London: Britain's economic growth in the next two years will be weaker than previously thought, held back by a global slowdown and domestic austerity measures, the British Chambers of Commerce (BCC) said.
The BCC revised down its gross domestic product (GDP) growth forecasts for 2013 and 2014 to 1.0 and 1.8 per cent respectively from 1.2 and 2.2 per cent, also citing weak household consumption.
Economists polled last month predicted similar rates of growth and the BCC report will provide gloomy reading for finance minister George Osborne the day before he presents a half-yearly budget statement to parliament.
"We expect quarterly growth to increase gradually over the next two years, but we have to accept that it will remain modest and below trend for some time," said BCC chief Economist David Kern. "Although there will be a slow improvement over the medium term, GDP will only return to its pre-recession levels at the end of 2014."
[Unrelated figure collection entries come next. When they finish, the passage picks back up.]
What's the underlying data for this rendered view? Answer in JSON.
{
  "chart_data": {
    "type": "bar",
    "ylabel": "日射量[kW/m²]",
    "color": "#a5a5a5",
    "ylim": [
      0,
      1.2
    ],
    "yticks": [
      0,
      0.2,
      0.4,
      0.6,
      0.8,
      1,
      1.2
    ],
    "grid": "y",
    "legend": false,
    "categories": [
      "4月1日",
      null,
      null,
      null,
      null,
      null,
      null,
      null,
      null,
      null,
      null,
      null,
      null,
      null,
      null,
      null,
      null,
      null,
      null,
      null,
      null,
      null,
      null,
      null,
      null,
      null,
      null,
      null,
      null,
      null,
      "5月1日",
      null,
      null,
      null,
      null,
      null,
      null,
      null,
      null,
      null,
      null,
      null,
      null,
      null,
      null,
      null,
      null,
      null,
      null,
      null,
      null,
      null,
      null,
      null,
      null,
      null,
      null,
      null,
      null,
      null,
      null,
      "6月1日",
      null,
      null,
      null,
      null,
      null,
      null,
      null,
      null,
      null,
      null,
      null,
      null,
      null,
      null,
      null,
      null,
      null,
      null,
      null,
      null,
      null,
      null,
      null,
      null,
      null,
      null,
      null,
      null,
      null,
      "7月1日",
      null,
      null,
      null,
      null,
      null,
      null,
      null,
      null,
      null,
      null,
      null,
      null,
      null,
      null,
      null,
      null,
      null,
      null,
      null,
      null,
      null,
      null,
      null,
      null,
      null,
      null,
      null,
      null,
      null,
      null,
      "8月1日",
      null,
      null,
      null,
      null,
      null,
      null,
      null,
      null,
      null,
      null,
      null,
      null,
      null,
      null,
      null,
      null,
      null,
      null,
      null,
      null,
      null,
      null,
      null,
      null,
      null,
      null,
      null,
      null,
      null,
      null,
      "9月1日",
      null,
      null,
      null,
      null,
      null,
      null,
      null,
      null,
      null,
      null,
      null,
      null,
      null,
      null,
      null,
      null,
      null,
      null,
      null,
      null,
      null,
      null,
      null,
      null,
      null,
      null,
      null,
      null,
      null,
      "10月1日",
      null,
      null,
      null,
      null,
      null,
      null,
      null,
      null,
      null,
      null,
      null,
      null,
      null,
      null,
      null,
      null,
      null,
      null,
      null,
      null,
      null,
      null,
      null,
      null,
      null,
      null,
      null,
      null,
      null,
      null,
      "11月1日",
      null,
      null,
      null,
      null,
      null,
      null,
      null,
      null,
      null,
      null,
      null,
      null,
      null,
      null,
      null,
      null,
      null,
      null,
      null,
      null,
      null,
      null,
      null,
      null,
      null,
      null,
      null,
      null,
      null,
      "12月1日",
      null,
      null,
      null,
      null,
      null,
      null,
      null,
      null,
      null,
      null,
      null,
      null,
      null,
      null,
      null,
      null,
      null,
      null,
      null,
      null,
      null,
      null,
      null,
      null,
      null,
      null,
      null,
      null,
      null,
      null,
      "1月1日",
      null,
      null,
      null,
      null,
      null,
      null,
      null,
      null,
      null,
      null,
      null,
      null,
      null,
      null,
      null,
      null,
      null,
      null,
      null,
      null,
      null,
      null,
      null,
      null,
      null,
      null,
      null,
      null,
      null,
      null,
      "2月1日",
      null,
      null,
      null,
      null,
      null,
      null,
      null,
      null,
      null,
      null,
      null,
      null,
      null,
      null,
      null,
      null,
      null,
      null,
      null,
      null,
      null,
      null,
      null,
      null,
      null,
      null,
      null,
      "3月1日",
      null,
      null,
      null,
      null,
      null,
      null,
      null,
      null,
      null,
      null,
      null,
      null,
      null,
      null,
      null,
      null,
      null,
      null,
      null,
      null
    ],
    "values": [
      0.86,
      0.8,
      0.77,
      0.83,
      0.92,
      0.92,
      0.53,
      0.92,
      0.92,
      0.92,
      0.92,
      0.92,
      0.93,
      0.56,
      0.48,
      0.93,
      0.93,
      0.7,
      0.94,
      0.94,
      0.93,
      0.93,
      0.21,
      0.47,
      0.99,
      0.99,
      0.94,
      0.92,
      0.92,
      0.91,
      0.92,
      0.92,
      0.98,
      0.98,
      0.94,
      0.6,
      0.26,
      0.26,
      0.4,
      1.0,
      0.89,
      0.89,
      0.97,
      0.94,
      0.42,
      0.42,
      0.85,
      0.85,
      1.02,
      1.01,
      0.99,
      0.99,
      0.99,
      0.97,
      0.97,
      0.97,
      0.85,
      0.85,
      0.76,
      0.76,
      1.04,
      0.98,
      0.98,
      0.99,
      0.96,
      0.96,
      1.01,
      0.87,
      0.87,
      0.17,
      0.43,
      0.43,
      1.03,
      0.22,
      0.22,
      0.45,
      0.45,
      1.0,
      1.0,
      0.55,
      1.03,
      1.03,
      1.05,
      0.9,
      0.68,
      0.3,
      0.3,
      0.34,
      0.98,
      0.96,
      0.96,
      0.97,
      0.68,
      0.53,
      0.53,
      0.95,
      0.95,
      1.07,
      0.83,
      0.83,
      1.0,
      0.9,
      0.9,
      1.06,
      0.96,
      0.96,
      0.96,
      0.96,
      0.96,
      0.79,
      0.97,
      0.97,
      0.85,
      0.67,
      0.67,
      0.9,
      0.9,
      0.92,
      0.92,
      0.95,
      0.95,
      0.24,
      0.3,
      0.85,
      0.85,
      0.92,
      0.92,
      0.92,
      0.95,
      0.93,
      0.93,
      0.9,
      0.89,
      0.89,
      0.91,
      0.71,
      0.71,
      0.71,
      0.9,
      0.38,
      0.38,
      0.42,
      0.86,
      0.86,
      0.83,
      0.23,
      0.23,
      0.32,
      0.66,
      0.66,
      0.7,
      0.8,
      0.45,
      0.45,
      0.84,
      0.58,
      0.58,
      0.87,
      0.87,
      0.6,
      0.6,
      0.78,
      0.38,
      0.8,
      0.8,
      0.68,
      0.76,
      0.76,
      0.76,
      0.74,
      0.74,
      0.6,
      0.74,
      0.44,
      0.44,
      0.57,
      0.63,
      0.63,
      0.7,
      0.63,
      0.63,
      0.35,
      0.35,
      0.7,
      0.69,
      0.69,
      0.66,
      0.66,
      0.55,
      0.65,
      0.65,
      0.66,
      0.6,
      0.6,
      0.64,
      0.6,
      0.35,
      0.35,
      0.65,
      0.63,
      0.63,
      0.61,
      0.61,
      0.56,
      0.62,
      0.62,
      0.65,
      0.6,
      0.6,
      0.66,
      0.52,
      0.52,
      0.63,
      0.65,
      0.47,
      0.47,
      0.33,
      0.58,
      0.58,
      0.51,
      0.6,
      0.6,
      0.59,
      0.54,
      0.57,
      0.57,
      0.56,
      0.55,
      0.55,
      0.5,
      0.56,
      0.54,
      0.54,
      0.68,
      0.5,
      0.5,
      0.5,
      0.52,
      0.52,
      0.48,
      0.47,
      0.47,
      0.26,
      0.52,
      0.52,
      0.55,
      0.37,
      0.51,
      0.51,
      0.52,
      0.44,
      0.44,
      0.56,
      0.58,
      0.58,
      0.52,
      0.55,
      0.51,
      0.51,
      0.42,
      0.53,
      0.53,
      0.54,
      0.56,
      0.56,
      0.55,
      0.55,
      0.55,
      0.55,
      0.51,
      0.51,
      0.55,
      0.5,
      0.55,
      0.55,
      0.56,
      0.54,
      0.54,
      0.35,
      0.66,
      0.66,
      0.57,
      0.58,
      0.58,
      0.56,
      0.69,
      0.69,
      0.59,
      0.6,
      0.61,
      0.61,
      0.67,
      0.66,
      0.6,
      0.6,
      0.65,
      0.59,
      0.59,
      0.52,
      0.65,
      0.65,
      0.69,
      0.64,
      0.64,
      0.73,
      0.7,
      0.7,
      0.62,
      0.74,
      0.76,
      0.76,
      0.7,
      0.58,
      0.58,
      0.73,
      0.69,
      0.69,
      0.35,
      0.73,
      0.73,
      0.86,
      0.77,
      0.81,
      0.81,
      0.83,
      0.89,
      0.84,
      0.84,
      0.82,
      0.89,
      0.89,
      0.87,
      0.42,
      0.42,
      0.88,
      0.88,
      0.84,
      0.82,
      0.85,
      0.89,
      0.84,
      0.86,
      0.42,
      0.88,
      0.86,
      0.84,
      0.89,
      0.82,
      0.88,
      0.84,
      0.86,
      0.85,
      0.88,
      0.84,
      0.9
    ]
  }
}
After two recessions in four years, Britain bounced back to growth in the last quarter, helped by extra working days and London's hosting of the Olympic Games. But analysts reckon the economy will expand by a far lower 0.1 per cent in the current quarter and will barely pick up in the year ahead.
The recovery has been hampered by a protracted debt crisis in the eurozone, Britain's main trading partner, as well as by the government's debt-cutting plans.
Osborne said on Sunday that it was taking longer than hoped to deal with Britain's debts, but insisted he would stick with the programme when he delivers what is known as the Autumn Statement roday. However, the BCC said the government also needed to support growth, job creation, exports, investment, and business confidence.
"The fact remains that growth is still too weak. We are calling for decisive action in the Autumn Statement. Business wants a hybrid strategy that delivers both deficit reduction and (economic) growth," said John Longworth, BCC director general.
Public sector net borrowing in the 2012-13 year will be £104.1 billion ($166.8b), the BCC said, around 12 billion higher than the Office for Budget Responsibility, an independent fiscal forecasting body, predicted in March.
The trade group, representing firms employing more than one in five private-sector workers in Britain, said unemployment was likely to peak at around 8.1 per cent in the final months of next year partly due to job losses in the public sector. It also revised up its inflation forecasts.